O contexto histórico que reveste a construção artística de sobrevivência da cultura negra sob o templo da Igreja de Nossa Senhora do Rosário dos Pretos demonstra a resistência e a luta de negros escravizados. Trata-se de uma história de êxito, de alcance do objetivo traçado pelas mãos pretas dos escravizados artistas, com sacrifício do seu repouso em prol de um fim comum, coletivo. A Igreja em comento, como arte plástica e como templo, foi feita em função do trabalho como escravizados e com a intencionalidade de ter um santuário próprio, simbólico do respeito religioso e social, como inserção na sociedade desigual e discriminatória.

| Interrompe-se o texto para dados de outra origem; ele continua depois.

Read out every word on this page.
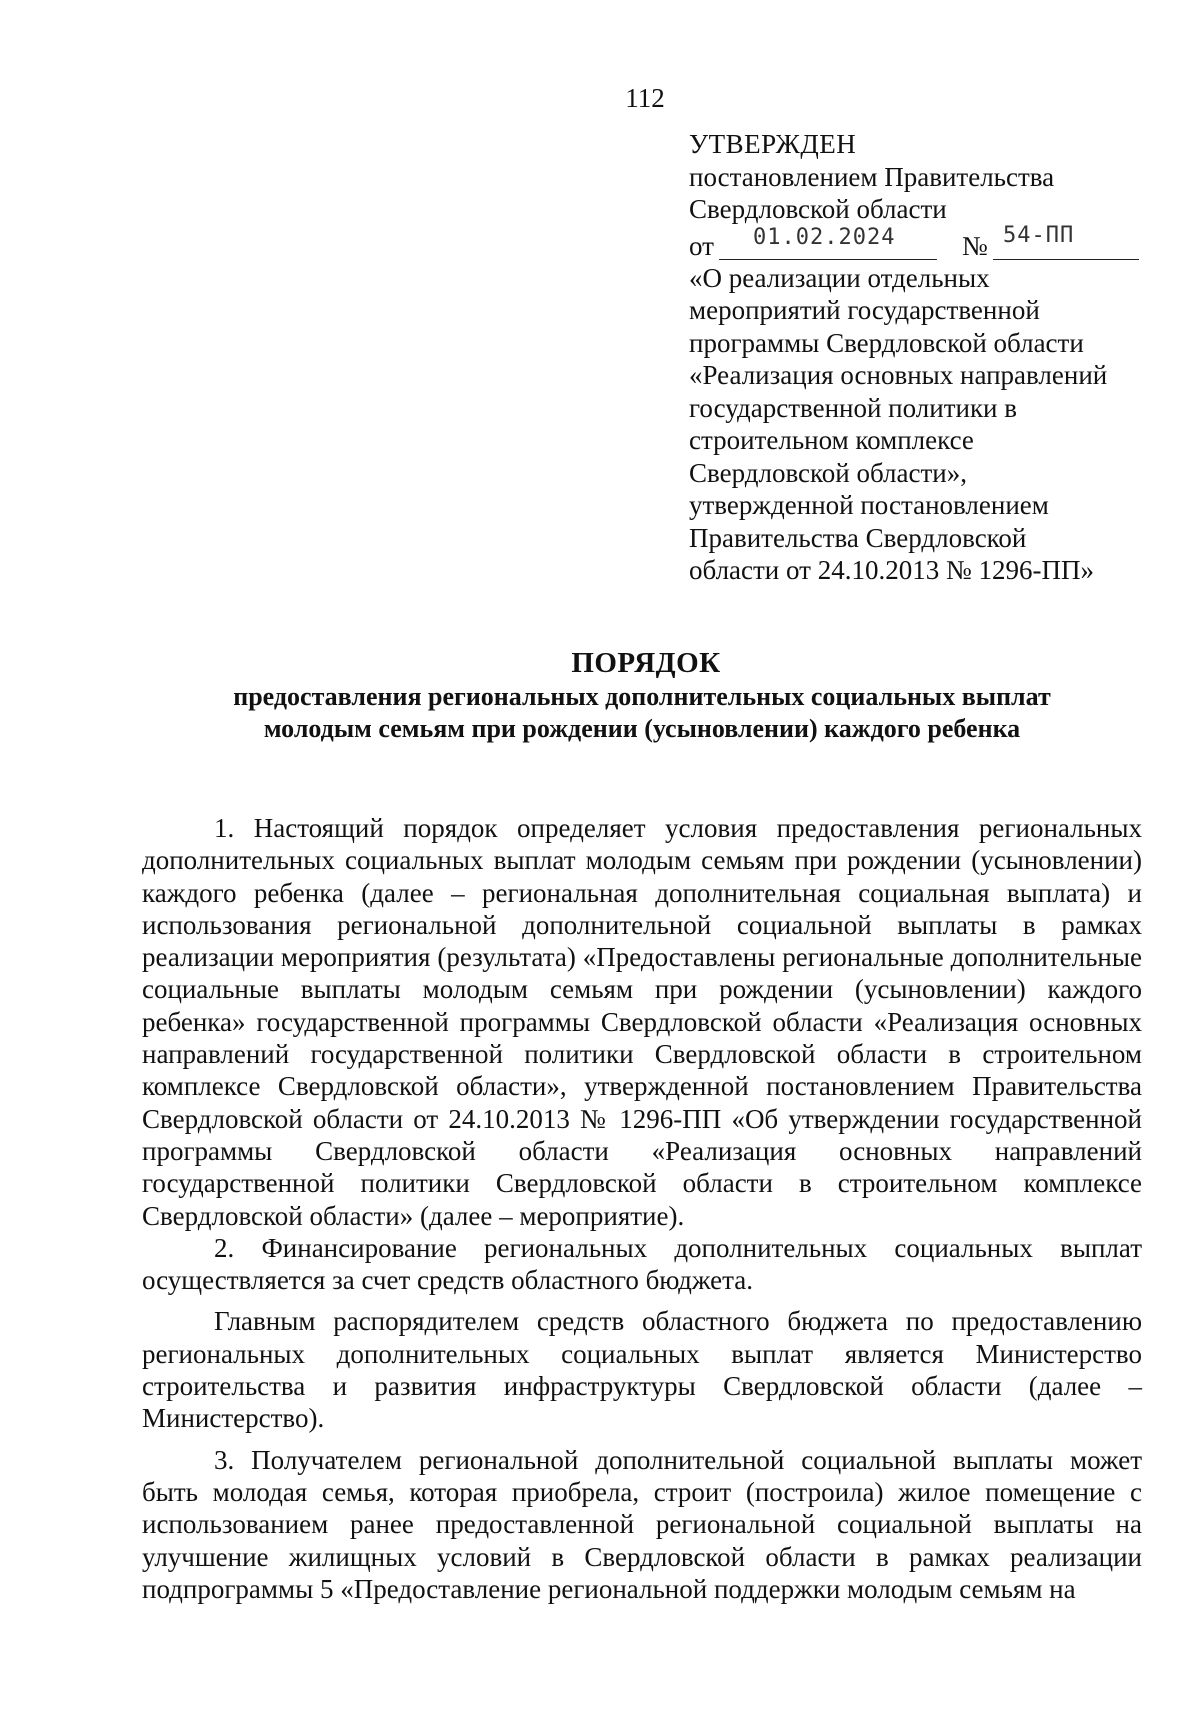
112
УТВЕРЖДЕН
постановлением Правительства
Свердловской области
от 01.02.2024 № 54-ПП
«О реализации отдельных
мероприятий государственной
программы Свердловской области
«Реализация основных направлений
государственной политики в
строительном комплексе
Свердловской области»,
утвержденной постановлением
Правительства Свердловской
области от 24.10.2013 № 1296-ПП»
ПОРЯДОК
предоставления региональных дополнительных социальных выплат
молодым семьям при рождении (усыновлении) каждого ребенка

1. Настоящий порядок определяет условия предоставления региональных дополнительных социальных выплат молодым семьям при рождении (усыновлении) каждого ребенка (далее – региональная дополнительная социальная выплата) и использования региональной дополнительной социальной выплаты в рамках реализации мероприятия (результата) «Предоставлены региональные дополнительные социальные выплаты молодым семьям при рождении (усыновлении) каждого ребенка» государственной программы Свердловской области «Реализация основных направлений государственной политики Свердловской области в строительном комплексе Свердловской области», утвержденной постановлением Правительства Свердловской области от 24.10.2013 № 1296-ПП «Об утверждении государственной программы Свердловской области «Реализация основных направлений государственной политики Свердловской области в строительном комплексе Свердловской области» (далее – мероприятие).

2. Финансирование региональных дополнительных социальных выплат осуществляется за счет средств областного бюджета.

Главным распорядителем средств областного бюджета по предоставлению региональных дополнительных социальных выплат является Министерство строительства и развития инфраструктуры Свердловской области (далее – Министерство).

3. Получателем региональной дополнительной социальной выплаты может быть молодая семья, которая приобрела, строит (построила) жилое помещение с использованием ранее предоставленной региональной социальной выплаты на улучшение жилищных условий в Свердловской области в рамках реализации подпрограммы 5 «Предоставление региональной поддержки молодым семьям на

É fruto e ressonância do trabalho sob condição desumana, como dor e atribulação, e também resultado do labor artístico original, ínsito, talentoso, que possibilitou a finalização de uma obra arquitetônica, religiosa, social e econômica. Percebe-se a engenhosidade negra na elaboração de um trilhar idôneo a proporcionar o trânsito entre as camadas sociais, com o escopo de ascender religiosa e socialmente, manter tradições culturais, penetrar, criar, agir, fabricar, construir, contemplar.

Não são desconhecidas as dificuldades de se atingir, hodiernamente, o desiderato simbolizado pela construção das duas torres da referida Igreja. Ainda se verifica a imprescindibilidade de traçar claramente um projeto de integração, promoção e de igualização dos negros, não apenas por meio da atuação talentosa das mãos pretas e artistas, com sacrifício do seu repouso em prol de um fim comum, coletivo.

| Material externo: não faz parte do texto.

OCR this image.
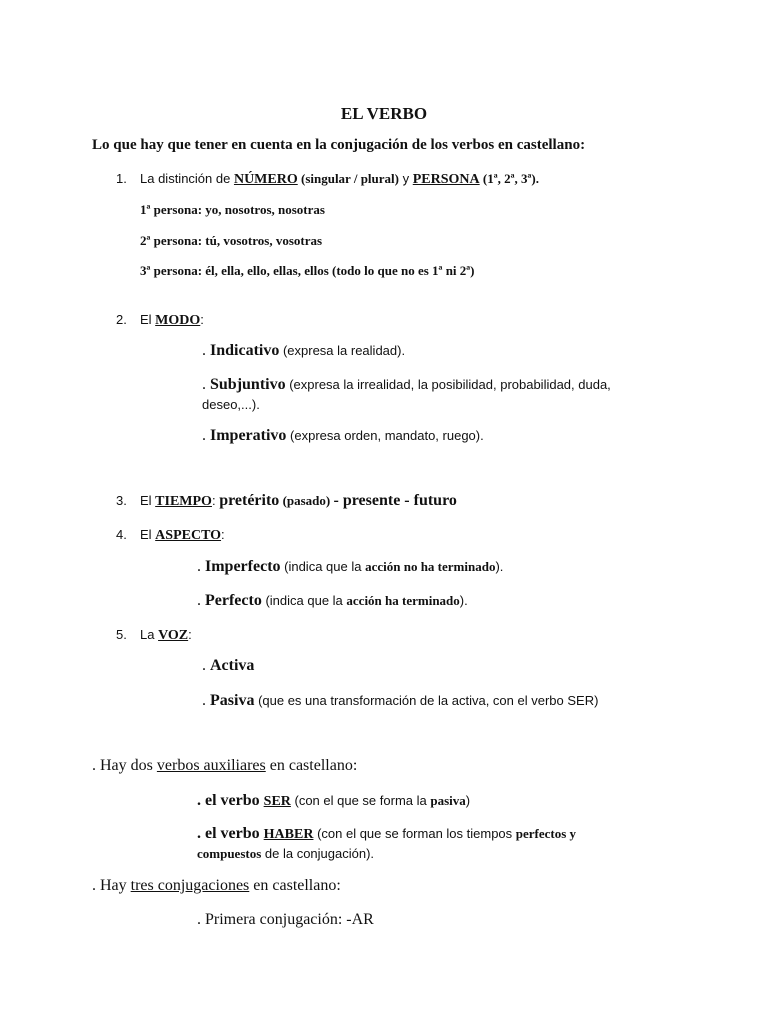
EL VERBO
Lo que hay que tener en cuenta en la conjugación de los verbos en castellano:
1. La distinción de NÚMERO (singular / plural) y PERSONA (1ª, 2ª, 3ª).
1ª persona: yo, nosotros, nosotras
2ª persona: tú, vosotros, vosotras
3ª persona: él, ella, ello, ellas, ellos (todo lo que no es 1ª ni 2ª)
2. El MODO:
. Indicativo (expresa la realidad).
. Subjuntivo (expresa la irrealidad, la posibilidad, probabilidad, duda,
deseo,...).
. Imperativo (expresa orden, mandato, ruego).
3. El TIEMPO: pretérito (pasado) - presente - futuro
4. El ASPECTO:
. Imperfecto (indica que la acción no ha terminado).
. Perfecto (indica que la acción ha terminado).
5. La VOZ:
. Activa
. Pasiva (que es una transformación de la activa, con el verbo SER)
. Hay dos verbos auxiliares en castellano:
. el verbo SER (con el que se forma la pasiva)
. el verbo HABER (con el que se forman los tiempos perfectos y
compuestos de la conjugación).
. Hay tres conjugaciones en castellano:
. Primera conjugación: -AR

São requisitadas, hoje, inúmeras mãos, com a diversidade necessária para mitigar e eliminar o processo de produção do racismo na convivência social, a fim de superar a postura, definida por Frantz Fanon em Pele Negra, Máscaras Brancas, de “enclausurar-se na Torre substancializada do passado”. Tal superação é essencial para a construção de novas torres que demonstrem a força, a capacidade de organização e o sustento econômico dos negros, baseados em laços de solidariedade, imprescindível para um futuro antirracista.

As reflexões abordadas neste texto foram inspiradas por artigo sobre direito e artes plásticas publicado pelos autores na obra Pluralidades do Sentir: Artes Plásticas, Dança e Teatro no Direito Brasileiro, organizada por Ezilda Melo e Marco Aurélio Serau Junior.